Proposals, solutions to be implemented for a better urban renewal agenda in East Central Europe

Krisztina Keresztély, 2016

This proposal sheet focuses on three main issues that arise from the analysis and description of urban renewal policies in East Central Europe. First of all, the need of a further reflection on the specificities of CEE countries and the need of conceiving adapted policies. Secondly, the coherence and coordination between multilateral, national and local policies and projects. The third issue concerns the nature of civil participation and the need to empower civil societies.

The general analysis of East-Central European urban renewal as presented in the analysis sheet is only a first step at the moment. There are still a limited number of comparative studies and evaluations of concrete local practices. Therefore, it is still difficult to draw the main lines of an Eastern European paradigm of urban renewal.

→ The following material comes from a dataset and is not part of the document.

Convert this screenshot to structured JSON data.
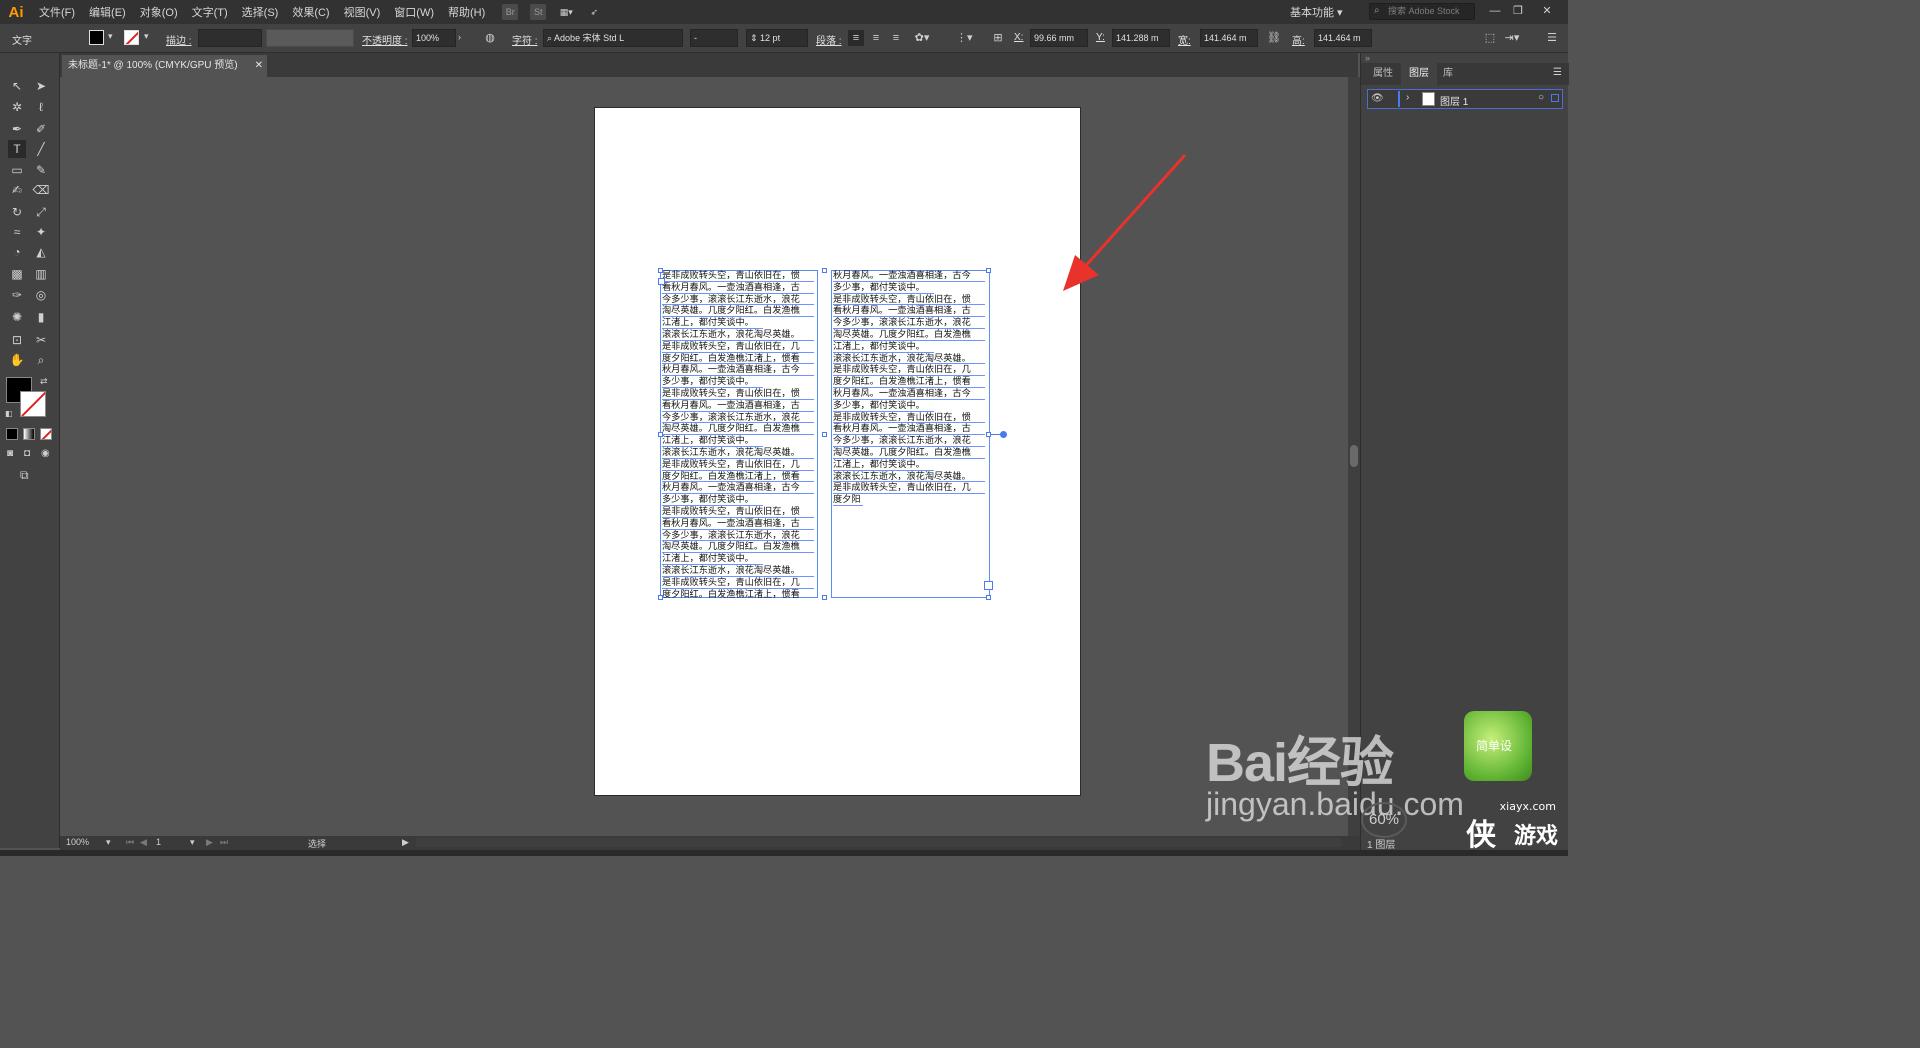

Once this paradigm has been defined, another important challenge must be tackled by experts: what conclusion should be drawn from the Eastern European experience? Should we continue to analyse the specificities of this region based on a comparative approach vis-à-vis of Western European experiences? In what measure should we continue to focus on ‘weaknesses’ and ‘strengths’ in order to catch up with the experiences of more developed regions, and in what measure should we think about innovative practices to be undertaken and improved in the light of local conditions?

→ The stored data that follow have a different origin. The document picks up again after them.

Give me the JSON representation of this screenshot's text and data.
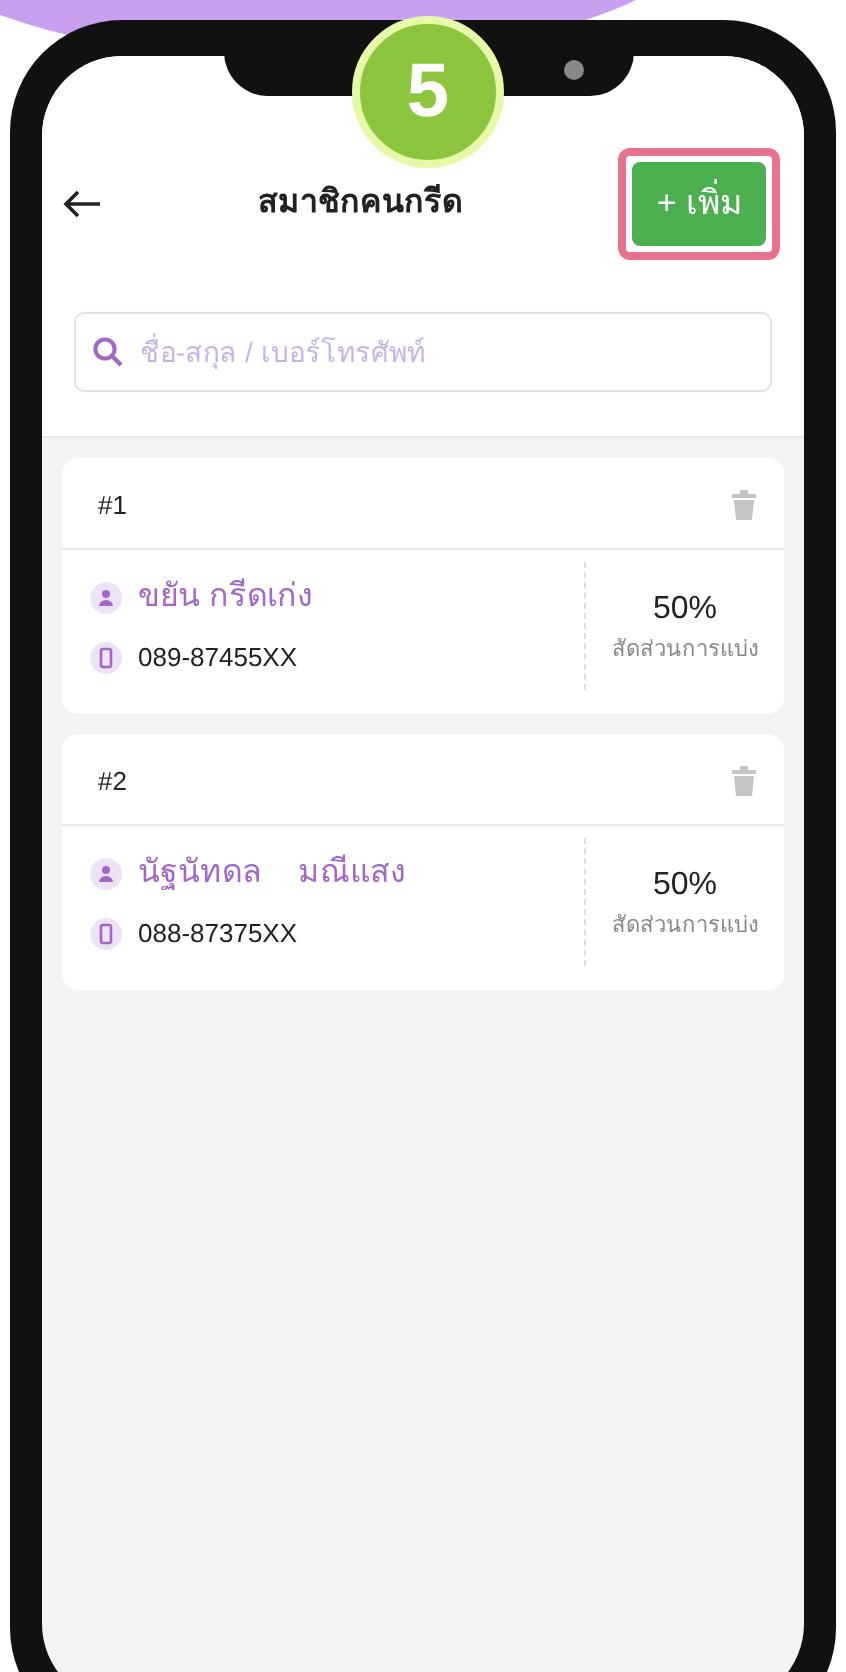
{
  "step_badge": "5",
  "header": {
    "title": "สมาชิกคนกรีด",
    "add_button": "+ เพิ่ม",
    "add_button_highlighted": true
  },
  "search": {
    "placeholder": "ชื่อ-สกุล / เบอร์โทรศัพท์"
  },
  "members": [
    {
      "number": "#1",
      "name": "ขยัน กรีดเก่ง",
      "phone": "089-87455XX",
      "share": "50%",
      "share_label": "สัดส่วนการแบ่ง"
    },
    {
      "number": "#2",
      "name": "นัฐนัทดล    มณีแสง",
      "phone": "088-87375XX",
      "share": "50%",
      "share_label": "สัดส่วนการแบ่ง"
    }
  ]
}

Yet the above reflections on the phases and specificities of CEE urban renewal have indicated several clear courses of action for a better functioning of our systems. These are of course ongoing questions that experts, practitioners and simple citizens have been facing since the early years of the political transition.

Urban renewal policies need to be at least partly disconnected from the ‘hegemony’ of European funds (see the analysis sheet on European challenges). Even if the majority of financing will of course continue to depend on EU programming, the embeddedness of these programs on the local level has to be ensured by the development of real integrated housing and urban policies – on the local as well as on the national levels. Of course, the adoption of national level urban policies should definitely not mean any concentration of funding and competencies in decision making. It is time to launch collective reflection on urban development in these countries. Otherwise the case of Hungary, where urban development and especially the development of the capital city has increasingly become the object of one-sided political decisions, may become an example for the whole region…

Civil participation programs should be reinforced in all segments of urban development. Participative planning or community building processes are currently only included in neighbourhood-level development in the case of European funded projects, where integration of local stakeholders is regarded as the core element of urban renewal. Participatory elements still need stronger assessment concerning their character, results, number of people involved, decisions made and how the program implements these decisions, etc. The case studies presented in this dossier show that public participation is sometimes very limited and superficial.

Civil society needs to be empowered, among other things, by knowledge. People in this part of Europe are definitely not used to intervening in public decisions, and they will certainly not change their feelings concerning their role in society for many years to come. They need to be trained, to understand their competencies, the possible strategies they can choose, their rights to obtain information, the organisations and other civil and public bodies they can turn to for support, etc. Politician – and also inhabitants – need to increase their capacity for dialogue and awareness of public responsibility. This is also an element that has few historical roots in this part of Europe.